Baca berita tanpa iklan. Gabung Kompas.com+

Antrean BBM, Rugi Waktu Rugi Harta

Kompas.com - 19/07/2011, 02:21 WIB

Dwi Bayu Radius

Mengantre bahan bakar minyak bagi para sopir truk di Kalimantan adalah hal biasa. Tak jarang mereka menginap di dalam kabin truk agar bisa mendapatkan solar pada pagi harinya. Waktu dan energi pun terbuang sia-sia.

Malam telah begitu larut. Bambang Kusdaryanto (52) mencoba memejamkan mata dan beristirahat di dalam kabin truknya. Namun, nyamuk terus berdengung di telinga. Ia kibaskan tangan sekadar mengusir, tetapi serangga itu terus mengganggunya.

”Ya, beginilah, Mas. Banyak nyamuk, jadi susah tidur,” kata Bambang, sopir truk yang ditemui sedang mengantre di stasiun pengisian bahan bakar untuk umum (SPBU) Jalan S Parman, Palangkaraya, Kalimantan Tengah, Sabtu (16/7) sekitar pukul 01.00.

Bersama puluhan truk lain, Bambang mengantrekan truknya di jalan sekitar SPBU sejak petang agar besok tidak kehabisan solar. ”Kalau tidak menginap, tidak mungkin dapat solar,” kata Budiono, sopir yang sedang mengantre di SPBU Jalan Tjilik Riwut, Palangkaraya.

Budiono lalu bercerita, suatu saat ia nekat mulai mengantre pagi hari. Begitu sampai gilirannya mengisi solar sekitar pukul 13.00, papan pengumuman ”Solar Habis” pas dipasang. ”Saya harus antre lagi malam harinya,” katanya.

Untuk mengisi waktu, para sopir itu biasa bercanda atau mengobrol ngalor ngidul tentang apa saja, termasuk tentang keluarga yang harus ditinggalkan demi mendapatkan solar yang merupakan ”nyawa” bagi kehidupan mereka.

Menjelang pukul 00.00, mereka mulai masuk ke ruang kemudi. Rasa kantuk sudah menyerang dan tubuh yang letih minta diistirahatkan. Namun, hampir pasti mereka tak bisa segera lelap. Nyamuk dan udara pengap adalah musuh yang harus diperangi.

Kalaupun mata bisa terpejam, itu juga tak lama. Sekitar pukul 04.30, azan subuh terdengar dan mereka segera terbangun untuk shalat. ”Habis subuh, ya tidak bisa tidur lagi,” kata Bambang yang mengaku tinggal di Tewah, 144 kilometer dari Palangkaraya, sehingga tak mungkin meninggalkan truknya untuk pulang bertemu keluarga dan beristirahat.
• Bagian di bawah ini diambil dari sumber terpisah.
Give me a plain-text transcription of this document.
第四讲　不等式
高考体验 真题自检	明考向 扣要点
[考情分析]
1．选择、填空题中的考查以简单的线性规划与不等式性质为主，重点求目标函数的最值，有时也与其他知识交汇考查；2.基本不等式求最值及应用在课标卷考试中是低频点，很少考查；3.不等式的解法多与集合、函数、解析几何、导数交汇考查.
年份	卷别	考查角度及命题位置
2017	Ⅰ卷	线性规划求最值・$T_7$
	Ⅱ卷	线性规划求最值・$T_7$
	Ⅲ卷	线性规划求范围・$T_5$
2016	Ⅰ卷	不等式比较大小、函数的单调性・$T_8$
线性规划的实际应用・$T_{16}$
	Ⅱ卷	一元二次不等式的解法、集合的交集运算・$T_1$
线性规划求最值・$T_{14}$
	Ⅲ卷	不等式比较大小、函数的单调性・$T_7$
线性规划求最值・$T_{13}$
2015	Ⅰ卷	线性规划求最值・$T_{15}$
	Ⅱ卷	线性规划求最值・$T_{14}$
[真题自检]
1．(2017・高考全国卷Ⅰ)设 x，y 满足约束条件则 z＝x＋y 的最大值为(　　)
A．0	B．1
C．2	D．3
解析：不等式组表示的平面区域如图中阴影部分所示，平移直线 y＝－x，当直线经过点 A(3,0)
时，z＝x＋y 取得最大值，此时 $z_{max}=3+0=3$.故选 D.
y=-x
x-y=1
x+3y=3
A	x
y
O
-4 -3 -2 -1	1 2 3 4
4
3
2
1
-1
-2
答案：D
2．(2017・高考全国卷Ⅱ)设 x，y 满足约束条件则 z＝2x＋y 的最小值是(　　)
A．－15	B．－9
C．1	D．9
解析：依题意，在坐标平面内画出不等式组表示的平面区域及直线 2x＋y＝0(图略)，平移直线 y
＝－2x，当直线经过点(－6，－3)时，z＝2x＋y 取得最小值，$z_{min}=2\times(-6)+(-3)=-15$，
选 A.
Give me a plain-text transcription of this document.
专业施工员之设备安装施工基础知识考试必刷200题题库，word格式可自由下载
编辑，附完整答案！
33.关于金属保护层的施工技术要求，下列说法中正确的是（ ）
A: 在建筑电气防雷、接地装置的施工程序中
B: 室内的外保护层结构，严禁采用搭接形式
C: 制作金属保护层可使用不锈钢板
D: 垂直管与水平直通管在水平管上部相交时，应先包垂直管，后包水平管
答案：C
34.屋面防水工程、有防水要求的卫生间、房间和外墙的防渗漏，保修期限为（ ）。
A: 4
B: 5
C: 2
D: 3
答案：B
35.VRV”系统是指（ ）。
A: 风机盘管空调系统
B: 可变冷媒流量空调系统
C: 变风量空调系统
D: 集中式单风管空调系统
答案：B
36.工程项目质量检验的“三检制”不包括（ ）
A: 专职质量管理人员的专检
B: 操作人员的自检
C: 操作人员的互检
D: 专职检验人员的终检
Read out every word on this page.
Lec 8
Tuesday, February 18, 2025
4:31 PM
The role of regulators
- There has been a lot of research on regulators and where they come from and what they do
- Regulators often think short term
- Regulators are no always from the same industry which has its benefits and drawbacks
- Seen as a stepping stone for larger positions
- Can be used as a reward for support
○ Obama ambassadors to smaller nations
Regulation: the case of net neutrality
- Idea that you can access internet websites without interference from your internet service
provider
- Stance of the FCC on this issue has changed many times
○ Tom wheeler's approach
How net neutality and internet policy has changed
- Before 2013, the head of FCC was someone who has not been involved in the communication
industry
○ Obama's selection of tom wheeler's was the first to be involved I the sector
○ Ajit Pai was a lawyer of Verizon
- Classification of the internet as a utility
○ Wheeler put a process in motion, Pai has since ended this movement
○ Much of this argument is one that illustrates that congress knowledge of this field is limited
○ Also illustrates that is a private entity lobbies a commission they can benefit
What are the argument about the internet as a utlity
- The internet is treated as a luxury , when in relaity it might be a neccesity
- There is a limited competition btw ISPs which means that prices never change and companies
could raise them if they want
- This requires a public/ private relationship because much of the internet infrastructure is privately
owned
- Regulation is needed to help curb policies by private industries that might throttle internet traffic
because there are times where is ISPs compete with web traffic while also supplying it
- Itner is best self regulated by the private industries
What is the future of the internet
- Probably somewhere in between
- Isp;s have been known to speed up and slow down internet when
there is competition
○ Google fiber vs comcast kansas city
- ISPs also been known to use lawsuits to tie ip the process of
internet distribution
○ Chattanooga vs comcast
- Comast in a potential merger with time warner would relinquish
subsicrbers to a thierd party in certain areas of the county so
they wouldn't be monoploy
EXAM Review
Selain rumah jauh, sejumlah sopir juga harus menunggui truk mereka mengantre karena takut onderdil truk dicuri orang.

Buang waktu

Penjualan solar biasanya dimulai pagi hari setelah ada pasokan dari Pertamina. Akibatnya, banyak truk baru bisa diisi tangkinya sekitar pukul 13.00. Praktis, seharian itu mereka sudah tidak bisa mendapatkan muatan dan harus menganggur.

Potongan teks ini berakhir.